Sensibilisation du public

Au niveau national, le mouvement s'est déjà ancré dans le quotidien turc.

Plus de 217 000 bâtiments et campus ont adopté le Système de gestion Zéro Déchet.

De plus, avec 28 millions de personnes formées dans le cadre du programme Zéro Déchet, le projet a autant été une campagne de sensibilisation qu'une initiative environnementale.

Un système national de consigne, lancé à titre pilote en janvier 2025, s'est déjà étendu à 53 provinces, avec plus de 12,5 millions d'emballages retournés via 834 machines de collecte automatique.

Le pays s'est classé troisième au niveau mondial en 2025, avec 577 plages Pavillon Bleu, reflet de son initiative parallèle Zero Waste Blue visant à lutter contre la pollution marine.

« La Türkiye pourrait également envisager d'étendre la philosophie zéro déchet à la manière dont elle construit et rénove son parc de logements : des maisons économes en énergie, passives, et des quartiers durables, certains chauffés par eau recyclée, constituent une étape naturelle », indique Jurgens.

Une réalité, pas un mythe

« Le Zéro Déchet sera bientôt une réalité, pas un mythe », ajoute-t-il.

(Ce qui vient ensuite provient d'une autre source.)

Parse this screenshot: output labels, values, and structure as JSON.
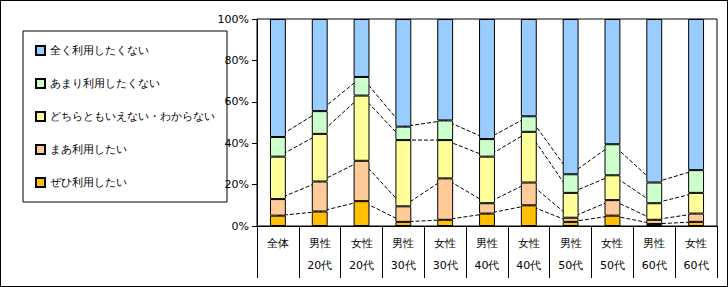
{
  "chart_data": {
    "type": "bar",
    "stacked": true,
    "grid": false,
    "legend": "left",
    "categories": [
      "全体",
      "男性\n20代",
      "女性\n20代",
      "男性\n30代",
      "女性\n30代",
      "男性\n40代",
      "女性\n40代",
      "男性\n50代",
      "女性\n50代",
      "男性\n60代",
      "女性\n60代"
    ],
    "ylim": [
      0,
      100
    ],
    "yticks": [
      {
        "value": 0,
        "label": "0%"
      },
      {
        "value": 20,
        "label": "20%"
      },
      {
        "value": 40,
        "label": "40%"
      },
      {
        "value": 60,
        "label": "60%"
      },
      {
        "value": 80,
        "label": "80%"
      },
      {
        "value": 100,
        "label": "100%"
      }
    ],
    "series": [
      {
        "name": "ぜひ利用したい",
        "color": "#FFC000",
        "values": [
          5,
          7,
          12,
          2,
          3,
          6,
          10,
          2,
          5,
          1,
          2
        ]
      },
      {
        "name": "まあ利用したい",
        "color": "#FFCC99",
        "values": [
          8,
          14.5,
          19.5,
          7.5,
          20,
          5,
          11,
          2,
          7.5,
          2,
          4
        ]
      },
      {
        "name": "どちらともいえない・わからない",
        "color": "#FFFF99",
        "values": [
          20.5,
          23,
          31.5,
          32,
          18.5,
          22.5,
          24.5,
          12,
          12,
          8,
          10
        ]
      },
      {
        "name": "あまり利用したくない",
        "color": "#CCFFCC",
        "values": [
          9.5,
          11,
          9,
          6.5,
          9.5,
          8.5,
          7.5,
          9,
          15,
          10,
          11
        ]
      },
      {
        "name": "全く利用したくない",
        "color": "#99CCFF",
        "values": [
          57,
          44.5,
          28,
          52,
          49,
          58,
          47,
          75,
          60.5,
          79,
          73
        ]
      }
    ]
  }
}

Le projet a également reçu sept distinctions internationales, décernées par la FAO, le PNUD, ONU-Habitat, la Banque mondiale, l'Assemblée parlementaire de la Méditerranée et, plus récemment en 2026, The Green Organisation.

Selon Jurgens, le succès du mouvement tient autant à la communication qu'aux politiques.

« Promouvoir la protection de notre environnement ne se résume pas à voter des lois, mais à expliquer les raisons qui sous-tendent ces lois et initiatives politiques au grand public », dit Jurgens à TRT World, en marge du 5e Sommet Stratcom à Istanbul.

« Si l'électorat et le public ne sont pas informés et restent dans l'ignorance, il est probable que des mesures bien intentionnées de la part des entreprises et du gouvernement passent inaperçues. »

Le président Recep Tayyip Erdoğan a été le premier signataire de la Déclaration mondiale de bonne volonté pour le Zéro Déchet.

Aujourd'hui, plus de 438 000 volontaires de 131 pays ont ajouté leur nom via la plateforme en ligne, rejoints par plus de 50 premières dames et des représentants de haut niveau d'organisations internationales.

D'un bac de recyclage dans un couloir gouvernemental à une résolution à l'Assemblée générale de l'ONU, le parcours de la Türkiye en matière de zéro déchet prouve que la transformation environnementale peut commencer à la maison et, avec le bon leadership, atteindre le monde.